Microkhan by Brendan I. Koerner

Bending the Rules

February 21st, 2012 · No Comments


Far be it from me to shed a tear for a murderous scoundrel whose various scams increased the price of everything in my adopted hometown. But did John Gotti get a raw deal when the Catholic Church denied him a funeral mass? A scholar makes the case here (PDF), arguing that the Church broke its own rules regarding how to deal with mafiosi:

Carlo Gambino was one of the more notorious mafia individuals in history, yet even he was able to receive the rite denied to Gotti. Gambino, who was the head of the New York mafia prior to [Paul] Castellano, was linked to dozens of “hits.” Nevertheless, when he died of a heart attack in 1976, still very active within organized crime, the Church raised no protest regarding his funeral…The Church also deemed Joseph Bonanno, known to some as “Joe Bananas,” deserving of a funeral Mass when he passed away of natural causes in May of 2002. Bonanno had been credited with being a creator of the American mafia and all evidence seems to point toward him being responsible for dozens of killings.

There is little doubt that Gotti was in a similar situation as Bonanno, both aware of his fate and having been removed from the criminal element for quite some time. The obvious difference between a Paul Castellano and a Carlo Gambino is not the way in which they lived their life, but how they died. Based on this “precedent,” it appears that the Church believes that a public death leads to “public scandal,” and accordingly, a funeral Mass should be denied. Naturally, after comparing Gotti with these other individuals, one is left with the impression that Gotti’s situation is similar to that of Gambino, Bonnano, and Dellacroce, rather than that of Castellano, De Cicco and the Spilotros.

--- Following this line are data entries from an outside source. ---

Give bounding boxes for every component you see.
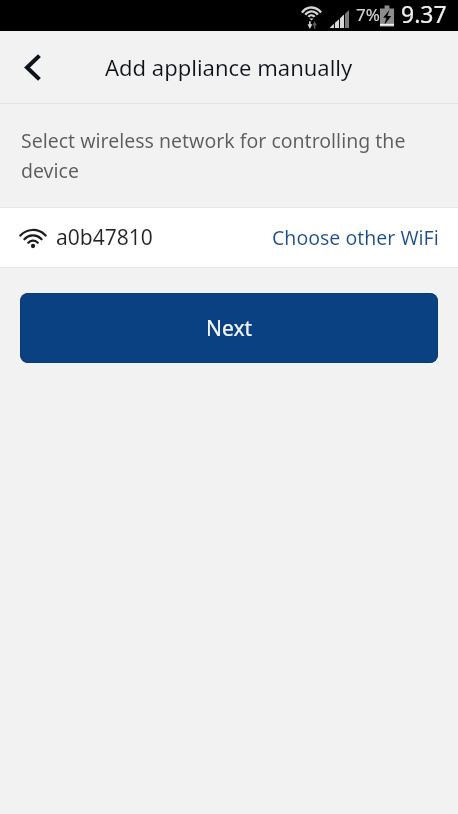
- staticText: Select wireless network for controlling …: [21, 127, 418, 183]
- staticText: Choose other WiFi: [272, 224, 439, 251]
- staticText: 9.37: [401, 0, 447, 29]
- button[interactable]: a0b47810: [0, 208, 458, 267]
- staticText: Next: [206, 314, 253, 343]
- button[interactable]: Next: [20, 293, 438, 363]
- button[interactable]: Choose other WiFi: [272, 208, 439, 267]
- staticText: a0b47810: [56, 223, 153, 252]
- staticText: 7%: [356, 3, 380, 26]
- button[interactable]: Back: [0, 31, 64, 103]
- staticText: Add appliance manually: [105, 52, 353, 82]
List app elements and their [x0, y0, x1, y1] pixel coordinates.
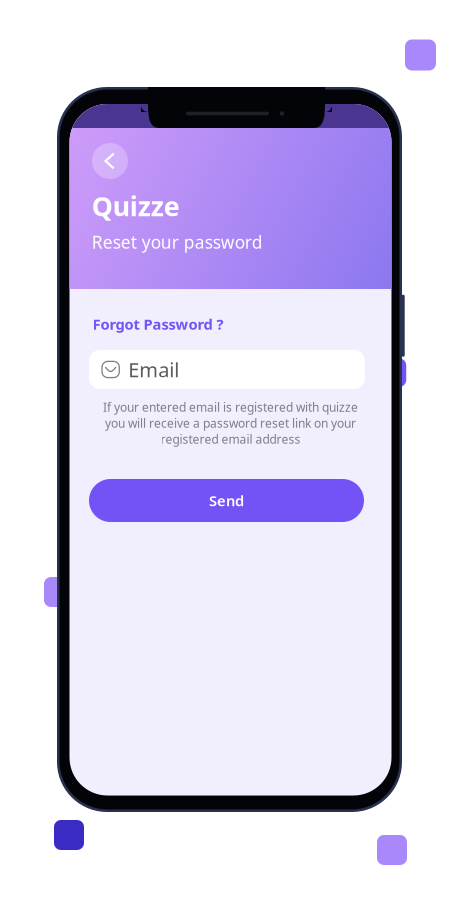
button[interactable]: Send: [89, 479, 364, 522]
button[interactable]: Email: [89, 350, 365, 389]
button[interactable]: Back: [92, 143, 128, 179]
staticText: Send: [209, 491, 244, 510]
staticText: Quizze: [92, 188, 180, 224]
staticText: Forgot Password ?: [92, 314, 224, 334]
staticText: registered email address: [160, 431, 300, 447]
staticText: Email: [128, 356, 179, 383]
staticText: If your entered email is registered with…: [103, 399, 358, 415]
staticText: you will receive a password reset link o…: [105, 415, 356, 431]
staticText: Reset your password: [92, 230, 263, 254]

Based on this line of reasoning, it is asserted that John Gotti, having died in a hospital, in a very non-public manner, deserved full funeral rites.

The Church’s decision-making process was obviously affected by society’s changing attitudes toward organized crime, which were reflected in the way that Gotti was portrayed in popular culture. Who said the ecclesiastical hierarchy is totally incapable of sensing which way the wind blows?